As the Route 1 corridor awaits the emergence of the Brood X cicadas, all eyes are on College Park’s University of Maryland “Bug Guy.”
Entomologist Michael Raupp has long promoted his “Bug of the Week,” but these days all anyone wants to know about are the cicadas.
In recent weeks, Raupp has been featured in TIME magazine, the Wall Street Journal, NPR, “PBS NewsHour,” The Washington Post, and news outlets from Baltimore to New Jersey talking about Brood X.
Literally trillions of cicadas are expected to emerge from underground along the East Coast in May, part of a 17-year mating cycle in which they outsmart predators by simply overwhelming them with sheer numbers. Some have already shown up in College Park.
Though the swarm can be a bit much for some, Raupp encourages people to think big.

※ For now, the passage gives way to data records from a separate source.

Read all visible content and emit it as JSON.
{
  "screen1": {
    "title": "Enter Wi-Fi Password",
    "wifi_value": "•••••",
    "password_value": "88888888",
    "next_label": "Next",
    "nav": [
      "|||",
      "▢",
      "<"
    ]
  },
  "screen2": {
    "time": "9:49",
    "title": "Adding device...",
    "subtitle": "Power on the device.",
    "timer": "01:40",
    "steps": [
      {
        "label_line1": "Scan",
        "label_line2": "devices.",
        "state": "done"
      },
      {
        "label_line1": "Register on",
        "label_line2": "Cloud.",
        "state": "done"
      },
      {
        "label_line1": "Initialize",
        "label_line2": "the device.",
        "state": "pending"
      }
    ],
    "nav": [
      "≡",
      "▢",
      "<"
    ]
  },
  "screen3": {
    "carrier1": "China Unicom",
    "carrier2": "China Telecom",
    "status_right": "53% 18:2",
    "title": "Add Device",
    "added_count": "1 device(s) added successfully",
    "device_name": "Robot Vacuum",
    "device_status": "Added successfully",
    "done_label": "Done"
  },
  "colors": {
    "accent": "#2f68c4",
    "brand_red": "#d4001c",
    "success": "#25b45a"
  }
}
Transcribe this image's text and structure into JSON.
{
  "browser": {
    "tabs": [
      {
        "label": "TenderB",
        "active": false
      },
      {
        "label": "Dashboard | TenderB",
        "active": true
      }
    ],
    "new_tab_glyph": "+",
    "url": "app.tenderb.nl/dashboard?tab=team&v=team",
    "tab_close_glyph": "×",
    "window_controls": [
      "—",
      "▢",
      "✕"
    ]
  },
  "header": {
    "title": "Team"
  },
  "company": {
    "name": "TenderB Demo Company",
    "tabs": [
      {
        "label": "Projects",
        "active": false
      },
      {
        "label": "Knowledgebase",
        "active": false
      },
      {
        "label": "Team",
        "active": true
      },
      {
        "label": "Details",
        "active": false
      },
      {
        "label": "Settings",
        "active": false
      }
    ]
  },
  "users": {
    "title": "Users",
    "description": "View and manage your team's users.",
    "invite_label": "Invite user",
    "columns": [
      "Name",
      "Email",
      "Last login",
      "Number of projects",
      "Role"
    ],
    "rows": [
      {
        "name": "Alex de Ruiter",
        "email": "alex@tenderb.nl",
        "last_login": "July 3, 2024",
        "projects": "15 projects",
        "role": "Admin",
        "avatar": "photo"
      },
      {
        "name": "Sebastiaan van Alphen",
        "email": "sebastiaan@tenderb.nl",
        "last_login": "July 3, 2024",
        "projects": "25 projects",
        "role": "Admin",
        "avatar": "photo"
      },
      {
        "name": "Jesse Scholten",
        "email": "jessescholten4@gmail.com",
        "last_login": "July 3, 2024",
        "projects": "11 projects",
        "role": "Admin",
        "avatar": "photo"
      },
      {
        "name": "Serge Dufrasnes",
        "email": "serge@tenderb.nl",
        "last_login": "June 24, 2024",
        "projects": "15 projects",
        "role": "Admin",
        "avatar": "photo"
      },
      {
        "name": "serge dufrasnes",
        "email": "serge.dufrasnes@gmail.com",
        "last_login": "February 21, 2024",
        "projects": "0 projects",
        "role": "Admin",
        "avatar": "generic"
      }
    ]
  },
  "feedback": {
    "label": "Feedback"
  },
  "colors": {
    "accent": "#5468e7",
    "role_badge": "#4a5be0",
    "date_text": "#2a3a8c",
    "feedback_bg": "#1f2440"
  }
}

“This is a spectacular natural event that happens but just a few times in a human’s lifetime,” he told Baltimore magazine. “It’s going to be full of every interesting element of biology and natural history. There’s going to be birth, death, sex, adventure. And it’s coming to your own backyard.”
In fact, Raupp owes his second career to the cicadas. When Brood X last emerged in 2004, he was tasked with explaining them to the public, which led him to becoming the Bug Guy.
In that job, he makes appearances at science festivals, writes a regular column, runs a YouTube channel and does things like tell reporters what “Ant-Man” got wrong about ants.